Ethan se tourna complètement vers lui. « Pourquoi ma grand-mère habite-t-elle derrière la maison ? »
La réponse de Brian semblait s’il avait attendu des années que quelqu’un l’entende.
« Parce que maintenant, la maison appartient à ma femme », a-t-il rétorqué. « Et si ma mère se plaint, je la mettrai à la porte définitivement. »
La cour devint silencieuse, hormis le goutte-à-goutte incessant de la pluie tombant de la gouttière.
Melissa prit une profonde inspiration, non pas parce qu’elle était en désaccord, mais parce qu’il l’avait dit à voix haute.
J’ai d’abord ressenti de la honte, puis de la colère, comme lorsque l’humiliation devient une habitude. « Brian, » ai-je murmuré, « arrête. »
Mais Ethan ne s’arrêta pas. Son regard passa de mon visage à l’arrière-salle, puis à la marche fissurée, et enfin au sac de médicaments visible sur ma commode à travers la porte ouverte.
Puis, très calmement, il a demandé : « Dites-moi exactement au nom de qui est enregistrée cette propriété. »

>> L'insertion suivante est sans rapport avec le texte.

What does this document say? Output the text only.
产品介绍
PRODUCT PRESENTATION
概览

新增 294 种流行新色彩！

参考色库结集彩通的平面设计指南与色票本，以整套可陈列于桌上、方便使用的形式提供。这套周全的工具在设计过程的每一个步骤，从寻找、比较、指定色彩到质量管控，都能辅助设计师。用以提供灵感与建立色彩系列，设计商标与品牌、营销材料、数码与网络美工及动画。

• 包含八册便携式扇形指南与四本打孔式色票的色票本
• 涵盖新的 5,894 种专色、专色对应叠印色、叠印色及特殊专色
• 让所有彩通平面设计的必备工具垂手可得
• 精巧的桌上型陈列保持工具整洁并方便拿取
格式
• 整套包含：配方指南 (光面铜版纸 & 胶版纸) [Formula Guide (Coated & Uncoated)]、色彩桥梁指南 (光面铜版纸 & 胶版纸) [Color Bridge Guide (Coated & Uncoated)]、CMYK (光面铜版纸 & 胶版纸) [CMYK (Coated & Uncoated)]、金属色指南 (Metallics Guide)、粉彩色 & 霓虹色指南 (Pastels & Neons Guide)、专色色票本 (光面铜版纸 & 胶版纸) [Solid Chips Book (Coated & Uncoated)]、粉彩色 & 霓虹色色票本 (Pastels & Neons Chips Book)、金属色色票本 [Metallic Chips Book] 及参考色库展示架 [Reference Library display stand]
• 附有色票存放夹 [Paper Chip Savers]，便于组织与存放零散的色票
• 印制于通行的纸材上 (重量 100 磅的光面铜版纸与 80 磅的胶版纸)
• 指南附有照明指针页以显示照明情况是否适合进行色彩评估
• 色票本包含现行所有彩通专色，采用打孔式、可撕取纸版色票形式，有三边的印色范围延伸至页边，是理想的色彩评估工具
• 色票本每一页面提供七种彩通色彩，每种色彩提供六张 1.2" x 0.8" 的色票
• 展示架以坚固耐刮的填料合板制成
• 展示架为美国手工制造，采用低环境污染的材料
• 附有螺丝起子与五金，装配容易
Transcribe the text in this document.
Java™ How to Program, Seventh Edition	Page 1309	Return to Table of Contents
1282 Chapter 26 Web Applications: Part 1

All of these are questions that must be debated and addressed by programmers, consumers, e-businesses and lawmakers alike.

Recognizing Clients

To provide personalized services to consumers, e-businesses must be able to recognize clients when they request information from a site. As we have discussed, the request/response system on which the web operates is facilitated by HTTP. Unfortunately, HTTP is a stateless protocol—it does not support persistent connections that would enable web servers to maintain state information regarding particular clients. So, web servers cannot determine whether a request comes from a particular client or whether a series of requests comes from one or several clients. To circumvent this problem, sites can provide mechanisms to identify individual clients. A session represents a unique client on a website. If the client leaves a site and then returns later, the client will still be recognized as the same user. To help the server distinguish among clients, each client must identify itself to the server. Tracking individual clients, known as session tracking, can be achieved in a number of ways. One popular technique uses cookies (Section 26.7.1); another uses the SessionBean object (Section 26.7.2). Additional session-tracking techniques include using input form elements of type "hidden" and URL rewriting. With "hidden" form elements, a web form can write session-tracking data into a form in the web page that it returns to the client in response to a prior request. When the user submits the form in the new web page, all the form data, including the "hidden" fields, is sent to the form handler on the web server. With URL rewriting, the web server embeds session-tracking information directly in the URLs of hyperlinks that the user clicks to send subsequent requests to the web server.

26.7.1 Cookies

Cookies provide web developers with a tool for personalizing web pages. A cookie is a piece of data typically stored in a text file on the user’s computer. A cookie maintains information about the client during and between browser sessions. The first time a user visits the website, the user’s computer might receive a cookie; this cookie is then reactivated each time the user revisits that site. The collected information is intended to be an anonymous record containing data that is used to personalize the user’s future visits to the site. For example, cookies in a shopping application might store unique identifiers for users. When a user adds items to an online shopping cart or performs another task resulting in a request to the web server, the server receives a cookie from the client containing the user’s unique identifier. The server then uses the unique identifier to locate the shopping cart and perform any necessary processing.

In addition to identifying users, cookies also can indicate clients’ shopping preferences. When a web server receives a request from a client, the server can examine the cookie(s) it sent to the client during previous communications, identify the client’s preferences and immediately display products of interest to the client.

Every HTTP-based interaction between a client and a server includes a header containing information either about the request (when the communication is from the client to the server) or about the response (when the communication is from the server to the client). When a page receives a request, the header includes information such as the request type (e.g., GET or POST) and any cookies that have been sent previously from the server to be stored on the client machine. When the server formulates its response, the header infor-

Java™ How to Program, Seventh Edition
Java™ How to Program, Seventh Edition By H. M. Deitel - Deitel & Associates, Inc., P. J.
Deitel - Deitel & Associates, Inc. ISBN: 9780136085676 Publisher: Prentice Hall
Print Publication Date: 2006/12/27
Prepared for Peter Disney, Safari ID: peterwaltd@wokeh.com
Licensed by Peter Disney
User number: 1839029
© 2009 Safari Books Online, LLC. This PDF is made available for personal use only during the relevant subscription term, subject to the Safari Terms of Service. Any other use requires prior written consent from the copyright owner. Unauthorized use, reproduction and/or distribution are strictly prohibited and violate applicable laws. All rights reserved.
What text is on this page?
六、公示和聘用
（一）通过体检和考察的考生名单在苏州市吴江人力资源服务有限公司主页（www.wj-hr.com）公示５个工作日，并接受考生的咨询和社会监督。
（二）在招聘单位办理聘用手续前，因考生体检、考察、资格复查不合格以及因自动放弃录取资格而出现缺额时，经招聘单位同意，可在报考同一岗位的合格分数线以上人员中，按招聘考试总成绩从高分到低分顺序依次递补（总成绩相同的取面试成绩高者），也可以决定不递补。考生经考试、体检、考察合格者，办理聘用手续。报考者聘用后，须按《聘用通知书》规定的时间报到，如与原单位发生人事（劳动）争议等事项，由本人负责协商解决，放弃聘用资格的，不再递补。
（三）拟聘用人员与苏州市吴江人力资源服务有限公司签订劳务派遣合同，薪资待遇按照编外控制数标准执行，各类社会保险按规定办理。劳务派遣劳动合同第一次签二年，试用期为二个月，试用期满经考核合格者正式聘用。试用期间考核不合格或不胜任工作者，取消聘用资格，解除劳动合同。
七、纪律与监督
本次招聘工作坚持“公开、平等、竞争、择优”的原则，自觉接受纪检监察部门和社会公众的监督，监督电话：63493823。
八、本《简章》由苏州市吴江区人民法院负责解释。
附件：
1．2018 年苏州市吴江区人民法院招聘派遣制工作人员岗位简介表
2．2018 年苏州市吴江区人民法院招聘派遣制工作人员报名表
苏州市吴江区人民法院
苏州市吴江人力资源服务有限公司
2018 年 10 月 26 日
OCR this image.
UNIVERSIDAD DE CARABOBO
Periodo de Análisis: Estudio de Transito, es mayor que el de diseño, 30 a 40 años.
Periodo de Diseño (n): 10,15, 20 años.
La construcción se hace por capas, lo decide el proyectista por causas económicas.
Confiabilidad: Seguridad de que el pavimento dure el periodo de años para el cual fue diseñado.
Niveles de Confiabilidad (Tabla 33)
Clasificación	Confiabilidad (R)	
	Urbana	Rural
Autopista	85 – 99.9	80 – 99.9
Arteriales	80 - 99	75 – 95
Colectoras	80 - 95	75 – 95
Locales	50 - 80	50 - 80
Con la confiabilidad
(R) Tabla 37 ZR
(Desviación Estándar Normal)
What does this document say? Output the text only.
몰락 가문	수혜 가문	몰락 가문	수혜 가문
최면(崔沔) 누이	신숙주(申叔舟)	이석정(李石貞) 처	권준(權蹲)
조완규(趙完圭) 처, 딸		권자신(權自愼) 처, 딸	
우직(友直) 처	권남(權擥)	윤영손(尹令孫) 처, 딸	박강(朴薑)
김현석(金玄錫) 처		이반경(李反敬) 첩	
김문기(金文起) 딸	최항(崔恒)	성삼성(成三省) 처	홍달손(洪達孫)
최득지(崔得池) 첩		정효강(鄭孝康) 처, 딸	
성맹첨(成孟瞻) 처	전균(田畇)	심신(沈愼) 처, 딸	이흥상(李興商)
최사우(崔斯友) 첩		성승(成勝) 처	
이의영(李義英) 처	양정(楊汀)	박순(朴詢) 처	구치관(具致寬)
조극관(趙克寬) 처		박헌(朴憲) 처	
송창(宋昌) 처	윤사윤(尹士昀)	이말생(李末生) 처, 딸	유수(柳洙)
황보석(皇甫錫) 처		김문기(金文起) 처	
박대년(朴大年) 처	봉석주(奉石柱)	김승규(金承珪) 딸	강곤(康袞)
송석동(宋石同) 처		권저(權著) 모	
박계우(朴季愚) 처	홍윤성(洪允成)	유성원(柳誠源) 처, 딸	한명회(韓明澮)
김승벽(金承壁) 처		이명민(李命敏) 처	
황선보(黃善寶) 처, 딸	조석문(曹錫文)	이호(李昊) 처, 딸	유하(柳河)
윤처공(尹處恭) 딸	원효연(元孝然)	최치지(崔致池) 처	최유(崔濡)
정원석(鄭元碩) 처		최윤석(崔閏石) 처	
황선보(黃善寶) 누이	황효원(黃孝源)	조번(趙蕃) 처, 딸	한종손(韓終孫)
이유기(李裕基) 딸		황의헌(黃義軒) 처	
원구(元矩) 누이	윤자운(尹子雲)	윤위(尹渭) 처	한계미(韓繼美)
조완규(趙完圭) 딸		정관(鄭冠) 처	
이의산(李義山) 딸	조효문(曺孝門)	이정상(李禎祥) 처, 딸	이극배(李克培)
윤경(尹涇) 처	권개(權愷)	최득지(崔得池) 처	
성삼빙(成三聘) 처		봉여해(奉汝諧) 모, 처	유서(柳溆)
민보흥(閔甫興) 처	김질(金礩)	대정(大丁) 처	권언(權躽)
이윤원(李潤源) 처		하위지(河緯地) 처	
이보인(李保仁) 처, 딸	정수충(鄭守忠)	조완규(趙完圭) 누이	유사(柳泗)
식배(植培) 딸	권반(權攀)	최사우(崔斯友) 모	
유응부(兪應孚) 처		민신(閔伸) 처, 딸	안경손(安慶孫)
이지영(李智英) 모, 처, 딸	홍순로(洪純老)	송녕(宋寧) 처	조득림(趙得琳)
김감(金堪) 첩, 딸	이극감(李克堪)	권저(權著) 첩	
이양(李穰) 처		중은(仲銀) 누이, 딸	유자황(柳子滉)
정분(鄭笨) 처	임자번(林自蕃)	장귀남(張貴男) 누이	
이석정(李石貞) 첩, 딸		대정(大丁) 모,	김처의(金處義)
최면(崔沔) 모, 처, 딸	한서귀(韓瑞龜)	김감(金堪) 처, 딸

Brian laissa échapper un rire bref et désagréable. « Ça ne vous regarde pas. »
Ethan posa soigneusement son sac en toile.
C’est alors que j’ai remarqué la mallette en cuir qu’il portait sous le bras et la broche en or qu’il arborait sur le col de sa chemise.
Brian n’avait aucune idée de ce que son fils était devenu.
Mais à la vue du visage d’Ethan, je savais une chose.
Quoi qu’il arrive ensuite, cette famille était sur le point de se désintégrer complètement.
Brian a commis l’erreur d’afficher un sourire suffisant.
Je parle d’erreur car s’il s’était moins vanté – s’il était resté le fils patient qu’il était – Ethan aurait pu m’inviter à dîner, écouter mes excuses et attendre le lendemain matin avant de creuser davantage. Mais Brian avait hérité du pire défaut de son père : prendre des années d’impunité pour la preuve qu’une chose était légale.
« Quoi, tu crois que parce que tu portes un joli manteau et que tu as pris l’avion depuis Chicago, tu peux me faire la leçon sur ma propre maison ? » a dit Brian.
Ethan ne réagit pas. Il fouilla dans sa mallette, en sortit une carte de visite et la lui tendit par-dessus le petit espace qui les séparait.
Brian lui jeta un coup d’œil et son expression changea.
Ethan Cole, procureur adjoint des États-Unis.
Melissa prit la carte de sa main et la lut à son tour. Son visage pâlit. « Brian… »
Il rendit la carte à Ethan. « Procureur fédéral ? Depuis quand ? »
« Cela fait deux ans maintenant », a déclaré Ethan. « Et aujourd’hui, je ne suis pas ici à titre officiel. Je suis ici en tant que son petit-fils. Alors je repose la question : au nom de qui cette propriété est-elle enregistrée ? »
J’avais envie de disparaître. Non pas parce que j’avais peur d’Ethan, mais parce que les mères comme moi apprennent de leurs enfants à problèmes à craindre davantage le conflit que la cruauté. « S’il vous plaît, » ai-je dit, « cela ne doit pas devenir un scandale. »
Ethan m’a regardée, et son expression s’est adoucie. « Mamie, il a un an maintenant. »
Melissa a été la première à se rétablir. « Margaret a toujours eu sa place ici. Nous prenons soin d’elle. »
Ethan jeta un coup d’œil à la pièce derrière lui. « Dans une boîte isolée avec un chauffage, des fils électriques apparents et aucune salle de bain accessible ? Il a soixante-quatorze ans. »
« Elle voulait son indépendance », a déclaré Brian.
Ce mensonge était tellement flagrant que j’ai failli rire.